Analysis and Conclusions
The Aixtron order was unusual because:
- It was only the third presidential order ever pursuant to a CFIUS recommendation, and the first to prohibit a transaction prior to closing.
- It defined U.S. assets broadly enough (i.e., as any Aixtron asset “used in, or owned for the use in or benefit of, the activities in interstate commerce”) so as effectively to block the deal completely, including its extraterritorial aspects.
- The parties attempted to continue with the transaction (with adverse consequences) even after CFIUS notified them of its contemplated recommendation to the president.
After a year rife with concerns over cybersecurity and protection of domestic industries, a number of trends point toward a heightened importance of CFIUS review in cross-border transactions in the years to come, including:
- The imposition of diverse mitigation measures and increased CFIUS activity year over year.

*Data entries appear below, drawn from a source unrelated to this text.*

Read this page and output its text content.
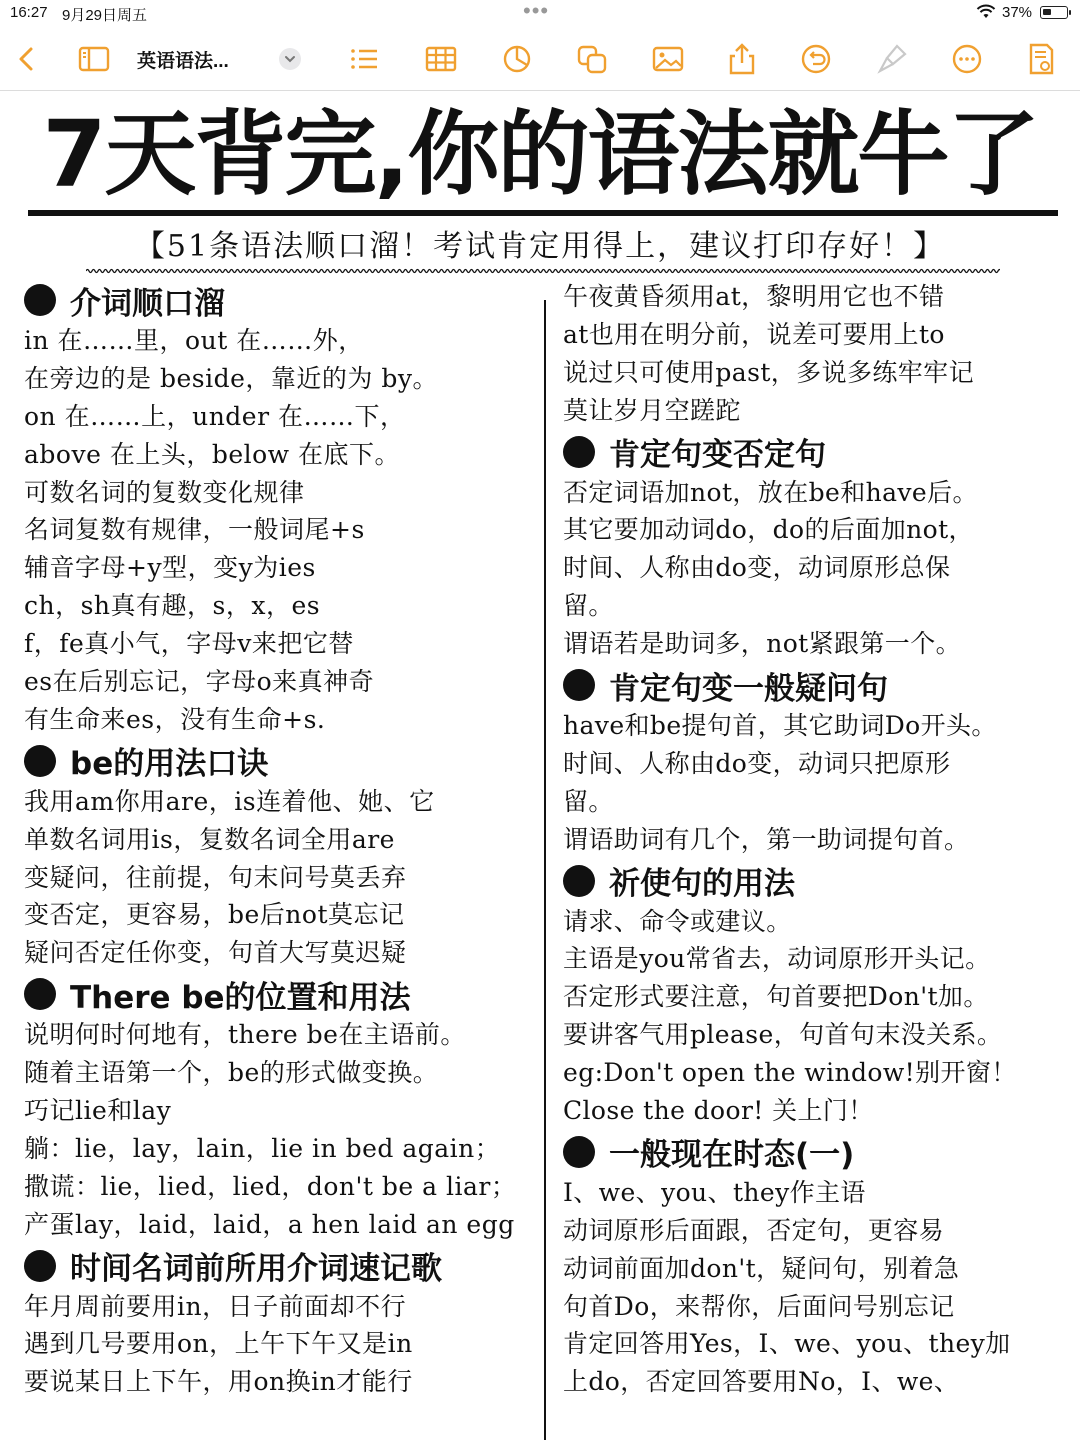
16:27 9月29日周五	•••	37%
英语语法...
7天背完,你的语法就牛了
【51条语法顺口溜！考试肯定用得上，建议打印存好！】
介词顺口溜
in 在……里，out 在……外，
在旁边的是 beside，靠近的为 by。
on 在……上，under 在……下，
above 在上头，below 在底下。
可数名词的复数变化规律
名词复数有规律，一般词尾+s
辅音字母+y型，变y为ies
ch，sh真有趣，s，x，es
f，fe真小气，字母v来把它替
es在后别忘记，字母o来真神奇
有生命来es，没有生命+s.
be的用法口诀
我用am你用are，is连着他、她、它
单数名词用is，复数名词全用are
变疑问，往前提，句末问号莫丢弃
变否定，更容易，be后not莫忘记
疑问否定任你变，句首大写莫迟疑
There be的位置和用法
说明何时何地有，there be在主语前。
随着主语第一个，be的形式做变换。
巧记lie和lay
躺：lie，lay，lain，lie in bed again；
撒谎：lie，lied，lied，don't be a liar；
产蛋lay，laid，laid，a hen laid an egg
时间名词前所用介词速记歌
年月周前要用in，日子前面却不行
遇到几号要用on，上午下午又是in
要说某日上下午，用on换in才能行
午夜黄昏须用at，黎明用它也不错
at也用在明分前，说差可要用上to
说过只可使用past，多说多练牢牢记
莫让岁月空蹉跎
肯定句变否定句
否定词语加not，放在be和have后。
其它要加动词do，do的后面加not，
时间、人称由do变，动词原形总保
留。
谓语若是助词多，not紧跟第一个。
肯定句变一般疑问句
have和be提句首，其它助词Do开头。
时间、人称由do变，动词只把原形
留。
谓语助词有几个，第一助词提句首。
祈使句的用法
请求、命令或建议。
主语是you常省去，动词原形开头记。
否定形式要注意，句首要把Don't加。
要讲客气用please，句首句末没关系。
eg:Don't open the window!别开窗！
Close the door! 关上门！
一般现在时态(一)
I、we、you、they作主语
动词原形后面跟，否定句，更容易
动词前面加don't，疑问句，别着急
句首Do，来帮你，后面问号别忘记
肯定回答用Yes，I、we、you、they加
上do，否定回答要用No，I、we、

- A special emphasis on reviewing Chinese government-backed acquisitions of critical technologies.
Forward-looking practitioners will further note President-elect Donald Trump’s international trade positions and the U.S.-China Economic and Security Review Commission’s 2016 annual report to Congress recommending that Congress amend Section 721 to bar Chinese state-owned enterprises from acquiring or controlling U.S. companies.
In light of these recent trends and the Aixtron transaction, companies involved in cross-border M&A transactions and their advisers should consider:
- Closely reviewing any deal involving the transfer of critical technologies or infrastructure to a foreign acquirer, in particular those where the acquirer is owned or controlled by a foreign government.
- Structuring deal financing to avoid receiving funds earmarked for a specific purpose that may be perceived as threatening to U.S. national security interests.